Por ejemplo, el “va a estar bueno Buenos Aires”, del primer macrismo, captaba una locución que no sin forzar el idioma (no importa: todo idioma es forzamiento) se extendía desde Palermo Hollywood al resto de la acogedora ciudad, reemplazando el “estará bien” por el “va a estar bueno”. O el macrismo captó esa leve alteración de distinción en el habla cotidiana de cierto sector urbano, y la captó con sus antenas capilares, o la inventó en sus laboratorios politológicos y las escenas publicitarias que construyó fueron aceptadas por un hábito conversacional del sector más dinámico de la ciudad, el de los jóvenes consumidores de los productos comunicacionales que suelen denominarse de “última generación”. Concepto que como el de “alta gama” y otros, salen de las trastiendas publicitarias donde se refugiaron los neo-semiólogos que destrozaron la ciencia de Roland Barthes, mezclándola con una antropología social del prejuicio, ya en crisis y sin aristas críticas, en una batidora de fragmentos lingüísticos que se internaban como política sustituta en el mismo idioma coloquial, que al mismo tiempo hacían de éste, una versión oficial del habla partidaria. Esto se complementaba con el descenso mítico a la más inmediatista particularidad: “tocar timbre”, “un vecino me dijo”, y con la operación de succión brutal de la lengua política de la memoria, su incautación en nombre de una transfiguración de los valores. Un agente textual de un nietzschismo de poca monta y al servicio del mercado de valores de las palabras (o de su resonancia en la memoria, la misma memoria que considera un adminículo desdeñable) ha creado una profesión ventrílocua, hacer hablar a políticos candidatos bajo los elementales recursos de instalarles mecanismos de animación que suprimen sus hábitos granulientos e implantarle apósitos esquemáticos e higienizados. Macri dijo en Córdoba “Cordobazo del conocimiento”, fusionando la memoria social del país con la jerigonza de la ideología informática (entiéndase: no de los accesos veritativamente científicos a ese nueva dimensión del dato) La lengua militante, las lenguas “peronistas”, “izquierdistas”, han sido incautadas por una libación sistemática dirigida por personajes especializados en ese tipo de “aplicaciones”, como se dice en la jerga de las computadoras.

 

¿Pero se trata entonces de una nueva faz del candidato Macri que inventa una “lógica de equivalentes” que van del peronismo a las izquierdas, de la que luego le costará desdecirse? No lo creemos, porque todo está bañado de un toque diluyente, el “vivir mejor”, “yo no quiero nada para mí”, “que todos estén cada día un poco mejor”. Estas frases maestras, en su sumario despojamiento, tienen envergadura mitológica. Son prédicas trans-políticas, o que introducen una política anti-política, o una creencia antagónica a las herencias fundantes del reconocimiento del ser político de la vida común, que han tenido un efecto sorprendente. Vulneran las tradiciones democráticas sin dejar de estar dentro de ella.
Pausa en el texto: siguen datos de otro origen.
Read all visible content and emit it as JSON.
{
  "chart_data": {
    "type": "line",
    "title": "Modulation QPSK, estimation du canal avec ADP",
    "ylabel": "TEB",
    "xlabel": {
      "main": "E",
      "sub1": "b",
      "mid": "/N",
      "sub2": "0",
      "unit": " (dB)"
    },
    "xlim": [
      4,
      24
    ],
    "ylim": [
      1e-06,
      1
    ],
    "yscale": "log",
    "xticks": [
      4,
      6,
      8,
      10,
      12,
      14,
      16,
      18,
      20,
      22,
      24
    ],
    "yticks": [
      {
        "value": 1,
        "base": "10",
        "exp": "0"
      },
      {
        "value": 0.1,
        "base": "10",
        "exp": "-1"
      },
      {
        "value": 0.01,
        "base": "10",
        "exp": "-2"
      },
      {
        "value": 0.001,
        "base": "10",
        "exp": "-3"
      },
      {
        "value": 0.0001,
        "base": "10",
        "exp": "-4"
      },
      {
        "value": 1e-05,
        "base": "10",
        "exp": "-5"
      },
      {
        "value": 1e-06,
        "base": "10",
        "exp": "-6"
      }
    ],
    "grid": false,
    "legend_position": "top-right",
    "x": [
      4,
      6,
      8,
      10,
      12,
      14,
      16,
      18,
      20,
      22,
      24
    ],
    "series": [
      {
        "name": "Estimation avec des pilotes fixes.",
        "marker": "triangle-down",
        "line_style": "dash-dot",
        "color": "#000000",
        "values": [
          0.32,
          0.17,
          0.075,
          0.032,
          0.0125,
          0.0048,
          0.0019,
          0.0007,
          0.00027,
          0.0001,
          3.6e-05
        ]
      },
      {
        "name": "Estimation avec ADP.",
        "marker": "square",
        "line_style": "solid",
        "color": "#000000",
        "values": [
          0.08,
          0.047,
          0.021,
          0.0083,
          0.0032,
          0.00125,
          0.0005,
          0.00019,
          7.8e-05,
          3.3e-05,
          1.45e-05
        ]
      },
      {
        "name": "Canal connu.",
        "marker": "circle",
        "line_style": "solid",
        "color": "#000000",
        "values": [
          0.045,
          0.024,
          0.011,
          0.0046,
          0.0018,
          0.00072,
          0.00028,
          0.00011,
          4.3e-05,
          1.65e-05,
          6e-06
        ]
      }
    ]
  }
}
La democracia lo es porque también admite las lenguas despolitizadas o las que incorporan evocaciones limadas o lijadas de esas mismas lenguas, sometidas a un planchado y un alisado que la desnutre de ligámenes societales y las pone en el regazo de una democracia que vive de la desconexión ficcional entre la promesa del “vivir mejor” con los contenidos que vibran en los planos tácitos del modo en que nuevas derechas usan la apelación, la convocatoria y el voto. Votamos, entre otras cosas, no solo entre dos tipos de situaciones encarnadas por figuras que, en efecto, tienen diferencias entre sí. También votamos entre dos tipos de campaña, y poniendo de lado los aspectos en que ambas se parecen, votamos por la que supo decir con más  claridad que no haya ajustes, que no haya nuevos vínculos de subordinación con el FMI, o que se siga tratando con dignidad la cuestión de los tenedores de deuda externa que no entraron deliberadamente en el canje que oportunamente se realizara. Votamos por la campaña que se pareció más, sobre todo en su último tramo, a una campaña de izquierda; de izquierda real, capaz de contener el legado nacional, popular y democrático, y la palabra “Cordobazo” sin su readecuación artera.

 

 

Buenos Aires, 17 de noviembre de 2015

 

*Sociólogo, ensayista, escritor. Director de la Biblioteca Nacional.